I never had barracuda before. I kicked this barracuda's butt. Does a barracuda even have a butt? The barracuda was topped with yamaimo, which is a Japanese mountain yam. Supposedly it's an aphrodisiac. I requested a second serving.
We had a healthy debate about this shrimp since we misunderstood the chef and thought the shrimp came from the Dead Sea instead of the Red Sea. See what happens when you let Sapporo sponsor your dinner? (Note: Sapporo didn't sponsor jack ish...)
The orange clam was really good and didn't have the texture that you expect to get from a clam.
With all the unique cuts of fish we were experiencing, could I dare say that this was kind of...boring?
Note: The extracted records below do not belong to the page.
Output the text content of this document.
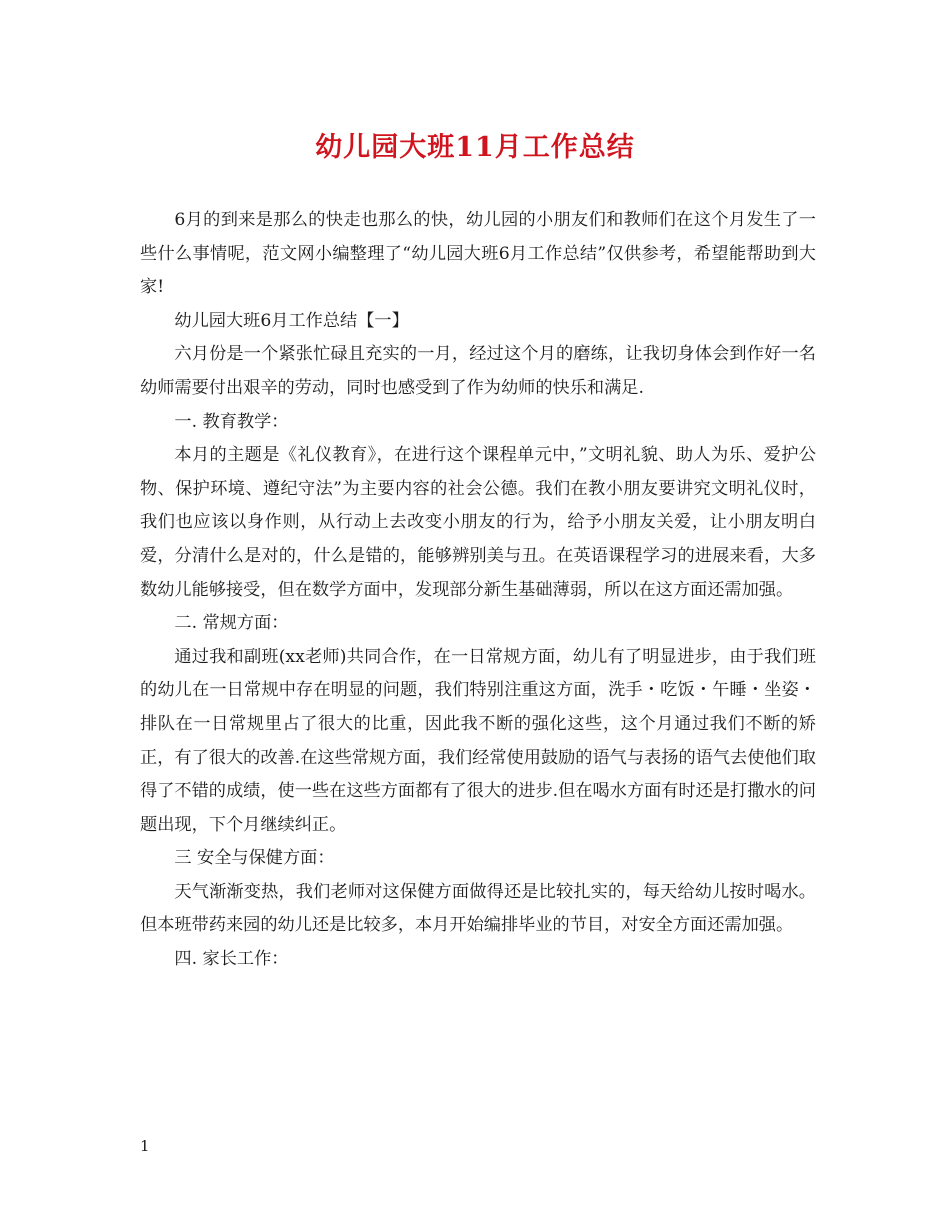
幼儿园大班11月工作总结

6月的到来是那么的快走也那么的快，幼儿园的小朋友们和教师们在这个月发生了一些什么事情呢，范文网小编整理了“幼儿园大班6月工作总结”仅供参考，希望能帮助到大家!

幼儿园大班6月工作总结【一】

六月份是一个紧张忙碌且充实的一月，经过这个月的磨练，让我切身体会到作好一名幼师需要付出艰辛的劳动，同时也感受到了作为幼师的快乐和满足.

一. 教育教学：

本月的主题是《礼仪教育》，在进行这个课程单元中，”文明礼貌、助人为乐、爱护公物、保护环境、遵纪守法”为主要内容的社会公德。我们在教小朋友要讲究文明礼仪时，我们也应该以身作则，从行动上去改变小朋友的行为，给予小朋友关爱，让小朋友明白爱，分清什么是对的，什么是错的，能够辨别美与丑。在英语课程学习的进展来看，大多数幼儿能够接受，但在数学方面中，发现部分新生基础薄弱，所以在这方面还需加强。

二. 常规方面：

通过我和副班(xx老师)共同合作，在一日常规方面，幼儿有了明显进步，由于我们班的幼儿在一日常规中存在明显的问题，我们特别注重这方面，洗手・吃饭・午睡・坐姿・排队在一日常规里占了很大的比重，因此我不断的强化这些，这个月通过我们不断的矫正，有了很大的改善.在这些常规方面，我们经常使用鼓励的语气与表扬的语气去使他们取得了不错的成绩，使一些在这些方面都有了很大的进步.但在喝水方面有时还是打撒水的问题出现，下个月继续纠正。

三 安全与保健方面：

天气渐渐变热，我们老师对这保健方面做得还是比较扎实的，每天给幼儿按时喝水。但本班带药来园的幼儿还是比较多，本月开始编排毕业的节目，对安全方面还需加强。

四. 家长工作：

1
The white thin kelp was a nice addition and reminded me of Shibuya's toro in Calabasas, CA.
Hamachi. Yum. No other words necessary.
This tuna was marinated in soy sauce which added a layer of flavor to it. Very interesting.
Toro. Sushi for the Gods. Need I say more? Melt in your mouth good.
What's under the hood?
Eggy goodness. A nice break from the sushi.
The Santa Barbara uni was rich and flavorful.
Rich and flavorful in a different way, I ate cod milt. I'll give you 30 seconds to google cod milt. Yes I ate it. Tasted kind of like monkfish liver.
The ikura had a ton of flavor. Dos Huevos senor!
Our last course was the anago with lemon zest. Topped with a little teriyaki sauce, this was a nice warm treat to end the meal.
Don't piss off the chef or he might just shank ya.
Nozomi stood out it with its eclectic selection of fish, attention to detail and delicate handiwork. It was an an excellent time, and I can't wait to go back.